И все же у столь абсолютного совершенства есть один недостаток: зритель, ослепленный и шокированный его созерцанием, оказывается неспособным воспроизвести это совершенство, дать ему точное определение, описать словами. Итак, в XVI веке телесная привлекательность набирает популярность и обнаруживает специфическую трудность: язык оказывается неспособен выразить идею абсолютной формы. Это, однако, не мешает красоте не только существовать независимо от зрителя, но и влиять на него, навязывая ему себя без его ведома.
И все же попытки охарактеризовать этот абсолют предпринимались – главным образом в литературных играх. Эти игры имеют формальный характер: правдоподобие достигается в них за счет использования риторических приемов, а не путем достоверного изображения действительности. Авторы текстов XVI века продолжают и развивают старинные средневековые игры с перечислением «телесных прелестей». Так, если в XIV веке Джакобо Алигьери184
называл девять признаков привлекательности («молодость, белая кожа, светлые волосы, красивые линии рук и ног…»), в Новое время Жан Невизэн довел их число до тридцати. Это свидетельствует о важности количественных показателей для описания идеала: считается, что описать идеал можно тем точнее, чем больше его признаков будет названо и чем равномернее эти признаки будут распределены по разным категориям.
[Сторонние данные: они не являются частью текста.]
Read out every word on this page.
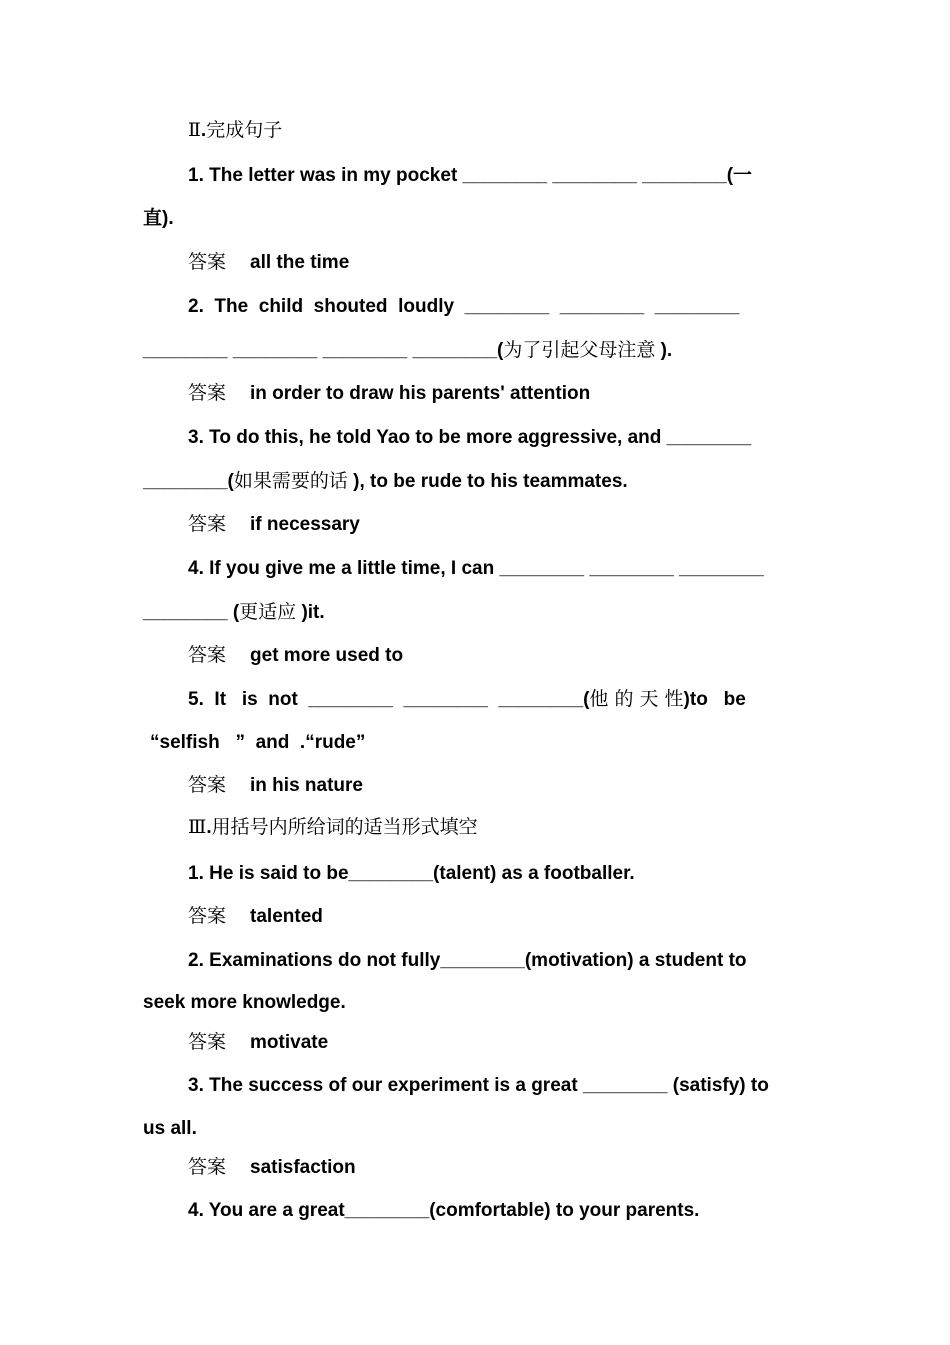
Ⅱ.完成句子
1. The letter was in my pocket ________ ________ ________(一
直).
答案 all the time
2. The  child  shouted  loudly  ________  ________  ________
________ ________ ________ ________(为了引起父母注意 ).
答案 in order to draw his parents' attention
3. To do this, he told Yao to be more aggressive, and ________
________(如果需要的话 ), to be rude to his teammates.
答案 if necessary
4. If you give me a little time, I can ________ ________ ________
________ (更适应 )it.
答案 get more used to
5. It   is  not  ________  ________  ________(他 的 天 性)to   be
“selfish   ”  and  .“rude”
答案 in his nature
Ⅲ.用括号内所给词的适当形式填空
1. He is said to be________(talent) as a footballer.
答案 talented
2. Examinations do not fully________(motivation) a student to
seek more knowledge.
答案 motivate
3. The success of our experiment is a great ________ (satisfy) to
us all.
答案 satisfaction
4. You are a great________(comfortable) to your parents.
Составленный Невизэном список тридцати «телесных красот» воспроизводится в сочинениях Шольера, а также Брантома:«Количество канонов умножилось»186
, – констатирует Мари-Клэр Фан в своей работе о красоте эпохи Ренессанса. «Длинными», например, должны быть талия, волосы и кисти рук; «короткими» – уши, стопы и зубы; «красными» – ногти, губы и щеки; «узкими» или «тонкими» – таз, рот и бока, «маленькими – голова, нос и грудь…» Иначе говоря, чтобы дама соответствовала «образчику совершенства»187, каждое из десяти перечисленных качеств должно характеризовать три различных области на ее теле.И все же на основе подобных описаний невозможно составить ясное представление о параметрах красоты эпохи Возрождения. Считавшийся красивым облик обрисован здесь лишь в общих чертах: узкие бедра и маленькая грудь. Скорее, такие литературные игры свидетельствуют о стремлении найти совершенную формулу, которая позволила бы запечатлеть гармонию средствами особого языка, языка чисел.
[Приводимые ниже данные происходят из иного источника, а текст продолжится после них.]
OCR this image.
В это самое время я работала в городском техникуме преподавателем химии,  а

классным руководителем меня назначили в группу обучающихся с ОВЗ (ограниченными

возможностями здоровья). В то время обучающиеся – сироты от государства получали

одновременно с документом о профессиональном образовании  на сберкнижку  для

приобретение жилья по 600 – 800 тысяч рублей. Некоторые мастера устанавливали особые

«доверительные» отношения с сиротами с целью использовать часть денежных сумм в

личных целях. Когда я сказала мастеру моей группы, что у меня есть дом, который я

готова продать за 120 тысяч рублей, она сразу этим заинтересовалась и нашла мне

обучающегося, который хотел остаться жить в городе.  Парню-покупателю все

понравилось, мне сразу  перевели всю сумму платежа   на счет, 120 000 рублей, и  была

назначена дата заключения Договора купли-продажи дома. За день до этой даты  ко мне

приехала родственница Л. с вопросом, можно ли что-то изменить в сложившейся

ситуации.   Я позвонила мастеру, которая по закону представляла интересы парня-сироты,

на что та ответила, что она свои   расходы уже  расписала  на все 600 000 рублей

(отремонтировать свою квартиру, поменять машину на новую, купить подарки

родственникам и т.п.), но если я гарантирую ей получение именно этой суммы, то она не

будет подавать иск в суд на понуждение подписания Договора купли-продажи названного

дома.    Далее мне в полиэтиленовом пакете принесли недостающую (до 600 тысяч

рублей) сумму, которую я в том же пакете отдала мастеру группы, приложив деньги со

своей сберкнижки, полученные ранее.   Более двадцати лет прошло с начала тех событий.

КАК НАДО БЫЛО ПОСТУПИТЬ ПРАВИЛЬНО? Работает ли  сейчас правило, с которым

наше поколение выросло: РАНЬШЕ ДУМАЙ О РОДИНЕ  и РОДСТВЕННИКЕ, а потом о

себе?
Существовала и другая, более наглядная форма изображения красоты – канон, в соответствии с которым идеал преобразовывался в математический код. «Божественные пропорции»188
, «правильные тела»189, геометрически правильные черты лица на картинах Пьеро делла Франчески, идеальные анатомические линии, поиск которых продолжили Леонардо да Винчи и Альбрехт Дюрер, античное золотое сечение, позаимствованное у Витрувия и Фидия, – все это изучалось с одной целью: достичь календарной точности в расчетах, соотнести размер каждой части тела с размерами всего тела, чтобы найти идеальные пропорции. В соответствии с этими расчетами длина головы, например, должна составлять одну восьмую длины всего тела, а лицо (от подбородка до лба) должно три раза умещаться в туловище, два – в бедрах, два – в икроножных мышцах190. Пожалуй, самой замечательной пропорцией следует признать ту, что увековечена на знаменитом рисунке Леонардо да Винчи: тело человека может быть вписано в окружность, как и в квадрат, при этом центр окружности всегда совпадает с пупком191. Важно отметить, что все эти соотношения размеров получены не эмпирически: считалось, что идеал нельзя постичь в чувственном созерцании и только разум может проникнуть в сущность совершенства; модели красоты существовали скорее в уме, нежели наблюдались в реальной жизни. Согласно представлениям XVI века, доступ к божественной красоте лежал через мир идей192.